Thursday, 12 January 2012

Research: CCSVI and vascular abnormalities or Not

Haacke EM et al. Patients with Multiple Sclerosis with Structural Venous Abnormalities on MR Imaging Exhibit an Abnormal Flow Distribution of the Internal Jugular Veins. J Vasc Interv Radiol. 2012 Jan;23(1):60-68.e3.

PURPOSE: To evaluate extracranial venous structural and flow characteristics in patients with multiple sclerosis (MS).

MATERIALS AND METHODS: Two hundred subjects with MS from two sites (n = 100 each) were evaluated with magnetic resonance (MR) imaging at 3 Telsa. Contrast-enhanced time-resolved MR angiography and time-of-flight MR venography were used to assess vascular anatomy. Two-dimensional phase-contrast MR imaging was used to quantify blood flow. The MS population was divided into two groups: those with evident internal jugular vein (IJV) narrowing of the blood vessel = stenoses (stenotic group) and those without (nonstenotic group).

RESULTS: Of the 200 patients, 136 (68%) showed internal jugular vein (vein in neck) structural abnormalities, including unilateral or bilateral stenoses at different levels in the neck (n = 101; 50.5%) and atresia (Absence of a normal opening or failure of a structure to be tubular. n = 35; 17.5%). The total jugular vein flow normalized to the total arterial flow of the stenotic group (56% ± 22) was significantly lower than that of the nonstenotic group (77% ± 14; P <.001). The arterial/venous flow mismatch in the stenotic group (12% ± 15) was significantly greater than that in the nonstenotic group (6% ± 12; P < .001).

CONCLUSIONS: MR imaging provides a noninvasive means to separate stenotic from nonstenotic MS cases. The former group was more prevalent in the present MS population and carried significantly less flow in the IJVs than the latter.

Magnetic resonance Angiography to see the blood vessels

Two thirds of MSers have more narrowed veins and those people with apparent narrowing had a slower rate of blood flow.
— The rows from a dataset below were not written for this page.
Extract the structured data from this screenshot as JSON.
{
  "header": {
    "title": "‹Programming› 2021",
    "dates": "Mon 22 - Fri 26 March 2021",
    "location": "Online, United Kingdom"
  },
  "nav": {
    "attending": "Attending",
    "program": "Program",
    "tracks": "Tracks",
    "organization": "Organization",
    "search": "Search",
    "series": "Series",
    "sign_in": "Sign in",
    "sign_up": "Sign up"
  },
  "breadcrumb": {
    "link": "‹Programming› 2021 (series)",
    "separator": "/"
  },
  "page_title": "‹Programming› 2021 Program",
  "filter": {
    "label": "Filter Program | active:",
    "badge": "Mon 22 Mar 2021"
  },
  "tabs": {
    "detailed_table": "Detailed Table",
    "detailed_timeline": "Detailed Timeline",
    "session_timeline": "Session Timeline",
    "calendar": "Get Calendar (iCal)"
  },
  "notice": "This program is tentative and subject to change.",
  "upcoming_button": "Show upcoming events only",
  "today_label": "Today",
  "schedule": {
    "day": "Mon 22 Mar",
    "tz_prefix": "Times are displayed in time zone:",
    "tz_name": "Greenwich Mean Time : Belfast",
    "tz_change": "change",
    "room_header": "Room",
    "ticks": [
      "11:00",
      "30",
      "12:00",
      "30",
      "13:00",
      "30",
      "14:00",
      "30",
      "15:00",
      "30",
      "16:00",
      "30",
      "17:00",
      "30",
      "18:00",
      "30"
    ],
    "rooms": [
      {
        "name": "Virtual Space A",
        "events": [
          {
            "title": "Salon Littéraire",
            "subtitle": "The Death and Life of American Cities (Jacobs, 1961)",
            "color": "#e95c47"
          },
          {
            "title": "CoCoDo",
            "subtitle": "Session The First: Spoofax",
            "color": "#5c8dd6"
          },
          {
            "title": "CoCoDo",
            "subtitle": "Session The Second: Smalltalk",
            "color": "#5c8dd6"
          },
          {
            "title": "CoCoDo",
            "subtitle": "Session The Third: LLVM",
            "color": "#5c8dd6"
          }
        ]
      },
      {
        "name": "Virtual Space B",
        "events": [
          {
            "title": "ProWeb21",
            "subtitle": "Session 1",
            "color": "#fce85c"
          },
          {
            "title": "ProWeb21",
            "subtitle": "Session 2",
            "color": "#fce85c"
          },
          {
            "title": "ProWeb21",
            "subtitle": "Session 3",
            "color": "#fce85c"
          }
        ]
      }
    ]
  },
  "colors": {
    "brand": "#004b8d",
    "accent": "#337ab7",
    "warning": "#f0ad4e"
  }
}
However, it is a shame that they did not examine 200 healthy individuals and see what the proportion or vascular abnormalities were found as it has been a increasingly consistent finding that even in health there are so-called vascular abnormalitieis.


PURPOSE:
This study aimed to evaluate the prevalence of chronic cerebrospinal venous insufficiency (CCSVI) in patients with multiple sclerosis (MS).

MATERIAL AND METHODS:From November 2009 to February 2010, 74 participants (40 MS patients and 34 healthy controls) were enrolled in a randomised singleblind prospective study. All participants underwent ultrasonography (US) to detect signs of CCSVI.

RESULTS: CCSVI was detected in 55% of patients in the MS group and 35% in the control group; the difference was not statistically significant (p=0.089).

CONCLUSIONS:In our experience, a slight difference exists in the prevalence of CCSVI between MS and healthy controls, but it is not as yet clear which parameters may be most significant. This preliminary study failed to show a statistically significant difference in the prevalence of CCSVI among patients affected by MS.

Probably one of many for the new year that casts doubt on the validity of CCSVI specificy for MS.

However, is it that we can not find CSSVI because we are not doing properly?

Zamboni P, Morovic S, Menegatti E, Viselner G, Nicolaides AN. Screening for chronic cerebrospinal venous insufficiency (CCSVI) using ultrasound - Recommendations for a protocol. Int Angiol. 2011;30:571-97.

Chronic cerebrospinal venous insufficiency (CCSVI) is a syndrome characterized by stenoses or obstructions of the internal jugular and/or azygos veins with disturbed flow and formation of collateral venous channels.

Studies using ultrasound in patients with multiple sclerosis (MS) have demonstrated a high prevalence of CCSVI (mean 70%; range 0-100%; N.=1496), whereas, in normal controls and patients without MS the prevalence was much lower (mean 10%; range 0-36%; N.=635).

Ultrasound uses a combination of physiological measurements as well as anatomical imaging and has been used for the detection of CCSVI by different centers with variable results. A high occurance ranging from 62% to 100% of obstructive lesions has been found by some teams in patients with MS compared with a lower occurence (prevalence) of 0-25% in controls. However, absence of such lesions or a lower prevalence (16-52%) has been reported by others.

This variability could be the result of differences in technique, training, experience or criteria used. The current lack of a methodology shared among experts is a confounding element in epidemiologic studies, and does not permit further analysis. In order to ensure a high reproducibility of Duplex scanning with comparable accuracy between centers, a detailed protocol with standard methodology and criteria is proposed and proposes a reporting standard of Duplex measurements and future research to answer areas of uncertainty.

This field needs a standardised protocol to see what the true occurence of CCSVI is. This should have been available very quickly to limit all ambiguity in the deluge of pages that will be appearring.

I think I'll save them up and post occassionally, unless there is something earth shattering, rather than doing this as they arrive.